Le cofondateur des Alcooliques anonymes, Bill Wilson, lui-même ancien alcoolique, déconseille de relever le défi social de l’opération et lui préfère une alternative : prendre chaque semaine, deux ou trois jours de pause, ce qui fera 100 à 150 jours sans alcool sur l’année. Le site américain Business Insider dénonce en Dry january une mode qui « n’est pas faite pour les gens qui aimeraient améliorer leurs vies, mais pour ceux qui souhaitent les améliorer publiquement, se dévouant de manière ostentatoire à leur santé et, incidemment, culpabiliser ceux qui continuent de boire un verre de vin régulièrement. »

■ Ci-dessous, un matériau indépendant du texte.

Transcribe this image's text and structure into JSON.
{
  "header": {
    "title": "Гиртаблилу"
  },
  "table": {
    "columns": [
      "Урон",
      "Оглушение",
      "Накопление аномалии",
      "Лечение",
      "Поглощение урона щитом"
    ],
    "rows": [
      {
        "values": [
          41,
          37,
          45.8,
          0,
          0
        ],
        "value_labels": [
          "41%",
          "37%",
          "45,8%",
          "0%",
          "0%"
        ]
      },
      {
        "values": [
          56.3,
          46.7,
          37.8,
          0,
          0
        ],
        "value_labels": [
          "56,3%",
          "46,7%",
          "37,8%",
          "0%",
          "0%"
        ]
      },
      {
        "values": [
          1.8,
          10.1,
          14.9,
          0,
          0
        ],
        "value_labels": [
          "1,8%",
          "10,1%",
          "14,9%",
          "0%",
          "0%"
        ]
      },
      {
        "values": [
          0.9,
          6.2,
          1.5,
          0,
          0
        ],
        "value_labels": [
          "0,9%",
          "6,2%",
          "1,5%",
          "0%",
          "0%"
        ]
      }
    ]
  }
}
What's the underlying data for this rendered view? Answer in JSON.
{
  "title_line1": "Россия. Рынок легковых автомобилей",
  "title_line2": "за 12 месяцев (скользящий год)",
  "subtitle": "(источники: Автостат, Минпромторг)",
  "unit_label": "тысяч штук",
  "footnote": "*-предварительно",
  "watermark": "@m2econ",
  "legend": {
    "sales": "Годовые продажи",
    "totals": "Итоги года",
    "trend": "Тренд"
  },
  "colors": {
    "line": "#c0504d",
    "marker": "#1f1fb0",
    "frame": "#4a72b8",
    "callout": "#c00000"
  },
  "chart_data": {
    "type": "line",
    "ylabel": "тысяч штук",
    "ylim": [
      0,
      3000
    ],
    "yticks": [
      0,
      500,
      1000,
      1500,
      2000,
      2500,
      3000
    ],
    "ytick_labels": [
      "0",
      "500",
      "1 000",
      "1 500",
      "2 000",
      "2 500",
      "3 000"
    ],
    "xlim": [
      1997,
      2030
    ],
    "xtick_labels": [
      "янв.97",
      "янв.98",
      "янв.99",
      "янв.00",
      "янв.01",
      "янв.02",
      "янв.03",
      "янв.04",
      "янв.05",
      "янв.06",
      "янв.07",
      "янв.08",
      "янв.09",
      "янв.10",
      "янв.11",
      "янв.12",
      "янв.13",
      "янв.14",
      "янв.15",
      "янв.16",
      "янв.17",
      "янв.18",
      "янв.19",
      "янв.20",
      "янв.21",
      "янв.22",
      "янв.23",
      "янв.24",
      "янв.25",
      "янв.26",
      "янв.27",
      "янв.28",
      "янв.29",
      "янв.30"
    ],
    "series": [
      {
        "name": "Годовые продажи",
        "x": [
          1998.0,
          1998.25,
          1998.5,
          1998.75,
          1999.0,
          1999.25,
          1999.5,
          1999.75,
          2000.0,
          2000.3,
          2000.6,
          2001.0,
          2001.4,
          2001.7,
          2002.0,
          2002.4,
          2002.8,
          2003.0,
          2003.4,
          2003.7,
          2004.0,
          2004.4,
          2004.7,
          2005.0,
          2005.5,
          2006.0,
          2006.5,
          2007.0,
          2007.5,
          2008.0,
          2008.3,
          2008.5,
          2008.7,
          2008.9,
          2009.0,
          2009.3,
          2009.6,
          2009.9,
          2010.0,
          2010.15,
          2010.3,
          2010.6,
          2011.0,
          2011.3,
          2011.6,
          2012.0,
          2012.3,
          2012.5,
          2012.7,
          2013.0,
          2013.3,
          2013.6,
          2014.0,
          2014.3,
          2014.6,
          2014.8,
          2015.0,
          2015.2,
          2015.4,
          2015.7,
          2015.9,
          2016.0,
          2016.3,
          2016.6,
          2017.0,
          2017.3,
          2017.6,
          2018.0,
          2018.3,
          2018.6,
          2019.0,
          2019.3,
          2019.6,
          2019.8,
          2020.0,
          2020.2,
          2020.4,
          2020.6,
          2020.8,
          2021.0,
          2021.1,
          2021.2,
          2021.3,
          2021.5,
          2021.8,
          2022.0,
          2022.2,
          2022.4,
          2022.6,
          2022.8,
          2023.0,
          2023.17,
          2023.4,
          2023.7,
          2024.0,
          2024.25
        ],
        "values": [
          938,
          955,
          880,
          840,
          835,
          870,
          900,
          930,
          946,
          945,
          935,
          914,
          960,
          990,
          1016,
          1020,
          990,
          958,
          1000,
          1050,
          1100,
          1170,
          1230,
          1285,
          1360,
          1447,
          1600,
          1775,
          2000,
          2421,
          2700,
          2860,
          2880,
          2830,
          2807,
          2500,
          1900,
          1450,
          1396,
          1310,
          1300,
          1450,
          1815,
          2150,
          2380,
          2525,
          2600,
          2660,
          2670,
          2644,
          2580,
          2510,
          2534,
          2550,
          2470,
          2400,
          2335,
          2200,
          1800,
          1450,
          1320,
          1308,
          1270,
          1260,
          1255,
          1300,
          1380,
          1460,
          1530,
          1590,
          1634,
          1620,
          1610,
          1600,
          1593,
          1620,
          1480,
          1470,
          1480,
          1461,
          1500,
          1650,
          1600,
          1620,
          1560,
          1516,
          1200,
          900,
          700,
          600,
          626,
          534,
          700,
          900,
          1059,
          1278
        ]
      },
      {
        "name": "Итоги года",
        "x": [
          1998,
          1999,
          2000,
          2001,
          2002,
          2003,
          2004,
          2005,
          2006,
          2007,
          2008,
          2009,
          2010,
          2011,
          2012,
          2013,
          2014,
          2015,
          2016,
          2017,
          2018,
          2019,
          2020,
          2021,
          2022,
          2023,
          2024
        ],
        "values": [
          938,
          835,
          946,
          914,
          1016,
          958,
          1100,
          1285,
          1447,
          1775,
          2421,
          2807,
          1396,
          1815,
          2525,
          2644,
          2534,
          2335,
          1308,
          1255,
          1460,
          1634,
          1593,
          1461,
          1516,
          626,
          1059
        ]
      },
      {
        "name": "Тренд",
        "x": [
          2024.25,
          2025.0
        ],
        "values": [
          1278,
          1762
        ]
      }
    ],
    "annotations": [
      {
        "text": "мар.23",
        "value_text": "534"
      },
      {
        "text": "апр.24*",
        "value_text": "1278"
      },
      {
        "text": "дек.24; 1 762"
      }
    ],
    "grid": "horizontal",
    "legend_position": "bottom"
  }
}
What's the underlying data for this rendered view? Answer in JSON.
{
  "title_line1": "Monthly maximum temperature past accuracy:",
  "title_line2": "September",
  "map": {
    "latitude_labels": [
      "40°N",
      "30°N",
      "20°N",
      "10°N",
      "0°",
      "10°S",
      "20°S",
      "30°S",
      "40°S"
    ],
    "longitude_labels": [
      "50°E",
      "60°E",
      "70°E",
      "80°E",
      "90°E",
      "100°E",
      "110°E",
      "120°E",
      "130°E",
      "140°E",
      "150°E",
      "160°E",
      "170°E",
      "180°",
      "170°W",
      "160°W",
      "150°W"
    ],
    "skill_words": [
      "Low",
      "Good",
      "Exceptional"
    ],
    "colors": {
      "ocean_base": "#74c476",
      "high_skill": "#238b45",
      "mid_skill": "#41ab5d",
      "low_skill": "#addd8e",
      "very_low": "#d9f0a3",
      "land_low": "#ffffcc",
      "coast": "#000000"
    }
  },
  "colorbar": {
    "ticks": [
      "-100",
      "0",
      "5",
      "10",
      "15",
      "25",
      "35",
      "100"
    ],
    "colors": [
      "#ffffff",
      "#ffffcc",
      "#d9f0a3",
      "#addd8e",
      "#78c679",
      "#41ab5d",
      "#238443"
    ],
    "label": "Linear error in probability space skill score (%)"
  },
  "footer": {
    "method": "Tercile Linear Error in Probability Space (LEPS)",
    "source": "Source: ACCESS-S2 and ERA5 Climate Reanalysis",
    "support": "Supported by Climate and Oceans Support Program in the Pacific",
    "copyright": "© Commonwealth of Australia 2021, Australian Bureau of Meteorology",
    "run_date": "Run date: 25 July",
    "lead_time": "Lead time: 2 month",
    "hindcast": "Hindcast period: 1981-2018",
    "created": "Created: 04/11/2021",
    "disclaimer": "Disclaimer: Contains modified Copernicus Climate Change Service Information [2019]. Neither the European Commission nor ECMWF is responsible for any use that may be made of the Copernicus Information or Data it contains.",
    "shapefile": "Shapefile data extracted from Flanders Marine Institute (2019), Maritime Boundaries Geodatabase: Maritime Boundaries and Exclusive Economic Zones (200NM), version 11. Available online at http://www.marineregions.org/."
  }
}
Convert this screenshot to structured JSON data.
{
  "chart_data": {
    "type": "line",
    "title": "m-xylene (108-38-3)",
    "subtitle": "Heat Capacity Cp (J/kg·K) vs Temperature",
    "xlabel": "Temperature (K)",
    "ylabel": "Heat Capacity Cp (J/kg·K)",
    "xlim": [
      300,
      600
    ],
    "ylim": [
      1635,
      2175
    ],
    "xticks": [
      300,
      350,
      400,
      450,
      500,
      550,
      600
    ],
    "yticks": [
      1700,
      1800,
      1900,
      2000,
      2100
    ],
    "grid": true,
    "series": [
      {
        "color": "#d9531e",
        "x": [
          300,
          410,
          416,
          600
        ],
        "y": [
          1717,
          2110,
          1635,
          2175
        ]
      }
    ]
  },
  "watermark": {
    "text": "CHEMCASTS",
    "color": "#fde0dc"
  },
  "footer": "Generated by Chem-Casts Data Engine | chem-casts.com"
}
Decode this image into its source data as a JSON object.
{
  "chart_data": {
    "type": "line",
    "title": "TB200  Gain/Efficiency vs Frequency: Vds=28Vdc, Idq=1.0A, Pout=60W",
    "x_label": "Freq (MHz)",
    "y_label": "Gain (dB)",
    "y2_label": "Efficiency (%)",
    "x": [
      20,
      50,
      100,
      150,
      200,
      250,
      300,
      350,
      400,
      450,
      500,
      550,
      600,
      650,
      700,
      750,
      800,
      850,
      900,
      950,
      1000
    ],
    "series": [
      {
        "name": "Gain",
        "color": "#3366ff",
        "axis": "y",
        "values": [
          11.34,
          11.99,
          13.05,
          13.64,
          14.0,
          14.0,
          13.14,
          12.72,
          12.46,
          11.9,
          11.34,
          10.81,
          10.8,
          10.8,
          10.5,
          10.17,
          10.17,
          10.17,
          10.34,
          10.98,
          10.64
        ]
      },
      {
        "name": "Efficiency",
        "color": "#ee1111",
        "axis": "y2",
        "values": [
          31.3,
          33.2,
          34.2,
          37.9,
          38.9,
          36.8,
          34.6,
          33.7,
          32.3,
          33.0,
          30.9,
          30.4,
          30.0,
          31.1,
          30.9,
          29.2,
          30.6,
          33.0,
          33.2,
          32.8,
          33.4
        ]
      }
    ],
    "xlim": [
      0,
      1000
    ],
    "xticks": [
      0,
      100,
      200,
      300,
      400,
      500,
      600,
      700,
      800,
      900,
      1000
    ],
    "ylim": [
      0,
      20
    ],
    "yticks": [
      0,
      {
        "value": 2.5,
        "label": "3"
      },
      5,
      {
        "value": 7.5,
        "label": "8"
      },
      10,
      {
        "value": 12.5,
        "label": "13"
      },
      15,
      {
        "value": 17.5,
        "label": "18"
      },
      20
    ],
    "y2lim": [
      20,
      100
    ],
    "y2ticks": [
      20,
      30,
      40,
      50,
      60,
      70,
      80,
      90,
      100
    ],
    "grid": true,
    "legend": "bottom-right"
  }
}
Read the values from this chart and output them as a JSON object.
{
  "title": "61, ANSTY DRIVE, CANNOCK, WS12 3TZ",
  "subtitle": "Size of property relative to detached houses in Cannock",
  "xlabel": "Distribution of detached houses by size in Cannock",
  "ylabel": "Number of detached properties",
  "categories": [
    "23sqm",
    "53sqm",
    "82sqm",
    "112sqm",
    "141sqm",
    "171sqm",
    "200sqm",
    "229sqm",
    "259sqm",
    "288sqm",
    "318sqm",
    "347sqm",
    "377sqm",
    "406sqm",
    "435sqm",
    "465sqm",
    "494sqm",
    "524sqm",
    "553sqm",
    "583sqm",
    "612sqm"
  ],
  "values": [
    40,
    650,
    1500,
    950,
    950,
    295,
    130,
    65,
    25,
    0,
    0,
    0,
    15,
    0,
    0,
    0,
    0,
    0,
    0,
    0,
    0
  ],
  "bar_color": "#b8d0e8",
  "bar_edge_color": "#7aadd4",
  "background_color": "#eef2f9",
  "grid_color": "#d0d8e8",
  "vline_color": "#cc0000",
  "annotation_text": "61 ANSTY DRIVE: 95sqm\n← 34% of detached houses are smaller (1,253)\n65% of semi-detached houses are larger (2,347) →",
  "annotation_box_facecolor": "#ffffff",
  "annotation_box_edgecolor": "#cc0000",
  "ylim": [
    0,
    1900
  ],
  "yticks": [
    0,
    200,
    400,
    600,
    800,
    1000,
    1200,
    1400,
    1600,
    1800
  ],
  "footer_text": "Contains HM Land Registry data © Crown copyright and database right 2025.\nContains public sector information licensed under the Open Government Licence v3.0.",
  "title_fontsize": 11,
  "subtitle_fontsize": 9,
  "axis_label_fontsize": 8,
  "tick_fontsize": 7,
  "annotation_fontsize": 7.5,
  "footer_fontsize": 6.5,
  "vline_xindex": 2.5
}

À ceux-là, la nutritionniste Florence Foucault, qui ne se déclare pas favorable à la diète totale, rappelle que « l’alcool, c’est du sucre et de l’éthanol, un nutriment qui a une valeur énergétique de 7 kcal par gramme ». « Chaque verre de vin à 12° de titrage aura donc une valeur calorique de 70 calories », confirme le nutritionniste Jean-Michel Cohen. A quand l’affichage des calories sur les boissons alcoolisées, comme sur les boissons sans alcool (une recommandation de la Royal Society for Public Health) ? Plutôt que la diète, c’est la stratégie de l’information sur les effets et les risques sanitaires associés à la consommation d’alcool qui est privilégiée en France, suivant les recommandations des experts (avis du 4 mai 2017).